The Wall Street Journal’s Joseph Rago brings us this examination of the recent debt fight between the Obama White House and the congressional Republicans with special emphasis on Eric Cantor.
It has become clear that The Obama Fuhrer is pretty much a spoiled brat who never grew up and therefore does not know how to adapt to changing circumstances. All of his life he has had things handed to him on a silver platter. Breezing though on his looks, voice and affirmative action placement, it is clear that he is now the least qualified person in any room he is in. Even when Joe Biden and Barney Frank are there.
These recent conflicts over the size and scope of government spending have made clear to anyone who is watching that the next election will provide a clear choice about the kind of country that we want to be and where we go from here. For the parties represent two radically different world views on the nature of government and the kind of society that we want to have.
These two views are so different that there really is no common ground between them. And that is the cause of the recent battle over the debt. You can either have big government and European style welfare states or you can have America; but you can’t have both.
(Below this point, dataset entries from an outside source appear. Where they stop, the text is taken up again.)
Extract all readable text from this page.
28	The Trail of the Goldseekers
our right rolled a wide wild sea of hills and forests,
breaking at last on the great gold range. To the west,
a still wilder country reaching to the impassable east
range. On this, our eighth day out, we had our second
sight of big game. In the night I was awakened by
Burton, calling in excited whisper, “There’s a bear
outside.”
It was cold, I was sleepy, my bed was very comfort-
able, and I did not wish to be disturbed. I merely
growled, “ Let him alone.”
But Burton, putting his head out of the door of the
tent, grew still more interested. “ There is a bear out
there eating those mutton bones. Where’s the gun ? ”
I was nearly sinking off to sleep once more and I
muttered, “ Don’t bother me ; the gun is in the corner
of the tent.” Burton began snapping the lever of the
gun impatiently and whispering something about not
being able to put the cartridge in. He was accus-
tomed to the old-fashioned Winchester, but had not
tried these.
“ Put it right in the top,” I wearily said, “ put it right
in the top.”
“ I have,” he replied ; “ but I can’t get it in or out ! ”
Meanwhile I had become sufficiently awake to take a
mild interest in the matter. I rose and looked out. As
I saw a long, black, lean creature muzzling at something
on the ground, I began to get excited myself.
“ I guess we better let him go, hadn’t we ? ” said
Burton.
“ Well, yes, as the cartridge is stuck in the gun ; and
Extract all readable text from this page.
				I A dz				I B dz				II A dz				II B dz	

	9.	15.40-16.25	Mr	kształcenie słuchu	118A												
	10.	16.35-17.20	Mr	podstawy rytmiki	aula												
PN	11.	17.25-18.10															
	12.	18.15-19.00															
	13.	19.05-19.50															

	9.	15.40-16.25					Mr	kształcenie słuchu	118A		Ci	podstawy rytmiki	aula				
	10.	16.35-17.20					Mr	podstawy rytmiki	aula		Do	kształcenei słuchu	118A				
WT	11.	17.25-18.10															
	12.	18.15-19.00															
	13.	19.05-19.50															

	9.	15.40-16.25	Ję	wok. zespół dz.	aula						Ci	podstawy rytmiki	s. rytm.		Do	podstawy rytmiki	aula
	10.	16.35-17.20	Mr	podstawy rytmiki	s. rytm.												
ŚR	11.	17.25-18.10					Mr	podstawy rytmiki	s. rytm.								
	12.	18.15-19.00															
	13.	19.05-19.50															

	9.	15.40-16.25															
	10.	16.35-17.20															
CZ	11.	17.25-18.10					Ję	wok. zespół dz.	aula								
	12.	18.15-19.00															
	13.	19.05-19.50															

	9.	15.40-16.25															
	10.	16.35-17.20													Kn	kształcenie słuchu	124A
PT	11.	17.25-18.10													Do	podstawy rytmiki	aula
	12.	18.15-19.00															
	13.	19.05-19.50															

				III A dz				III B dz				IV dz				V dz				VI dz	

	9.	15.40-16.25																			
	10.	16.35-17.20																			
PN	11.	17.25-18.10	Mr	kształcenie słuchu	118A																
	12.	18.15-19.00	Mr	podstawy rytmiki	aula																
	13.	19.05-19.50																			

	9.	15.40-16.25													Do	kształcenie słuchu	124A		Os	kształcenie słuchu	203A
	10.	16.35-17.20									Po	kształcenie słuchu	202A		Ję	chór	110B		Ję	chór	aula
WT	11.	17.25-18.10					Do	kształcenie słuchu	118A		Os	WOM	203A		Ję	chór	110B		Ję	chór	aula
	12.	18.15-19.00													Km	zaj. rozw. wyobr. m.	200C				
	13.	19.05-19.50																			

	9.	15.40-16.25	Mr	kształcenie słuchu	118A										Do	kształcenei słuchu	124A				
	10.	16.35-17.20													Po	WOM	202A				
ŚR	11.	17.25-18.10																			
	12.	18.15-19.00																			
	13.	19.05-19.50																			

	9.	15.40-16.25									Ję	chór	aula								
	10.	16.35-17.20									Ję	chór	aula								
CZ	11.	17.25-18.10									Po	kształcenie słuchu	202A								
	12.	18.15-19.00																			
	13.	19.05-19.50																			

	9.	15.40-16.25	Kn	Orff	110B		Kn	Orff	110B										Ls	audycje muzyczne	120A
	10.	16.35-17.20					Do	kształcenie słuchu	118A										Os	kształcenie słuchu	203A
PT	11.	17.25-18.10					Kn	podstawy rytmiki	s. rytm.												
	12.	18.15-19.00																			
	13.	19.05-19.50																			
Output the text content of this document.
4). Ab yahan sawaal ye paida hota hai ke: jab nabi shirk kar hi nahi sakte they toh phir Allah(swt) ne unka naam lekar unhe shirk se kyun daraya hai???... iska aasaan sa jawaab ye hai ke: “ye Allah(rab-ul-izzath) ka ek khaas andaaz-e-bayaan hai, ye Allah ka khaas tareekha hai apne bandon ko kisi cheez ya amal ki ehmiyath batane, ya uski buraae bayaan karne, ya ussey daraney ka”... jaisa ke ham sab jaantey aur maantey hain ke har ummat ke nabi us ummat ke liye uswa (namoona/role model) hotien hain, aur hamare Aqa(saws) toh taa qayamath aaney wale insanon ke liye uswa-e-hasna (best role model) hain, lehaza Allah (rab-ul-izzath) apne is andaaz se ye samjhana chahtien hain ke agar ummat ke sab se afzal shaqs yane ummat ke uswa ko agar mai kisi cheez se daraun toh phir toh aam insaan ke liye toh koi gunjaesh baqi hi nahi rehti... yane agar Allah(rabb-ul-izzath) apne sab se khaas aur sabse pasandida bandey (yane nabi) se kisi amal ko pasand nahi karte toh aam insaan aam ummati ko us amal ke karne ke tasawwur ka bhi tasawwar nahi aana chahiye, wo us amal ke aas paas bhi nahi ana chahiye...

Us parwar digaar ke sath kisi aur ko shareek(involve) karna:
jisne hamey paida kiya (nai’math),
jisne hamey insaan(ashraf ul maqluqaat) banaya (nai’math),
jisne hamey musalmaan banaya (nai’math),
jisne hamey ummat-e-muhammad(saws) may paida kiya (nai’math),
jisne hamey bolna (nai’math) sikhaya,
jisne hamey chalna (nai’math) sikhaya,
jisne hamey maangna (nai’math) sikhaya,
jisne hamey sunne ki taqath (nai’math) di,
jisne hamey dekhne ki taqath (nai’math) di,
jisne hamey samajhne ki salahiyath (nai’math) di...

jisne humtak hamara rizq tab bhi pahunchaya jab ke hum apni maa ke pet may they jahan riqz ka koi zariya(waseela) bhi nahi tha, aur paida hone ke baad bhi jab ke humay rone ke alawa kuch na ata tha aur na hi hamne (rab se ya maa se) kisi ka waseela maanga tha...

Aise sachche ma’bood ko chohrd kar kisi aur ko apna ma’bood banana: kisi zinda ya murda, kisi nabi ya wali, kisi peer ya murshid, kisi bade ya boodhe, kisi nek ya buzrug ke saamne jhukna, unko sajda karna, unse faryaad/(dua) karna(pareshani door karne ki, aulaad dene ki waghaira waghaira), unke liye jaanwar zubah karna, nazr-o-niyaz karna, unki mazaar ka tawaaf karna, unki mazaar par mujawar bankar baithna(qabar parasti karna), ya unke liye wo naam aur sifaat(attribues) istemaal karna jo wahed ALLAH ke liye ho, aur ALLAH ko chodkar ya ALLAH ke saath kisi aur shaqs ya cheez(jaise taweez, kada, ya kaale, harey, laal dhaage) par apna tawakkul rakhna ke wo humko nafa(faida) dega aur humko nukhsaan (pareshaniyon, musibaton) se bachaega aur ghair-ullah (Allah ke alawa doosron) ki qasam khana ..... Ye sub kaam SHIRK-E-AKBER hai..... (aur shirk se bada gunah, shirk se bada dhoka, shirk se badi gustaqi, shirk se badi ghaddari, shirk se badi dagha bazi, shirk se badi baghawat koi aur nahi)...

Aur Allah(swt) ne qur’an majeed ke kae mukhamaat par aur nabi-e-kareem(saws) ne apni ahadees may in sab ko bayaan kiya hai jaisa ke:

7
The “philosophical starting point” of today’s Democrats, as Mr. Cantor sees it, is that they “believe in a welfare state before they believe in capitalism. They promote economic programs of redistribution to close the gap of the disparity between the classes. That’s what they’re about: redistributive politics.” The Virginian’s contempt is obvious in his Tidewater drawl. “The assumption . . . is that there is some kind of perpetual engine of economic prosperity in America that is going to just continue. And therefore they are able to take from those who create and give to those who don’t. We just have a fundamentally different view.”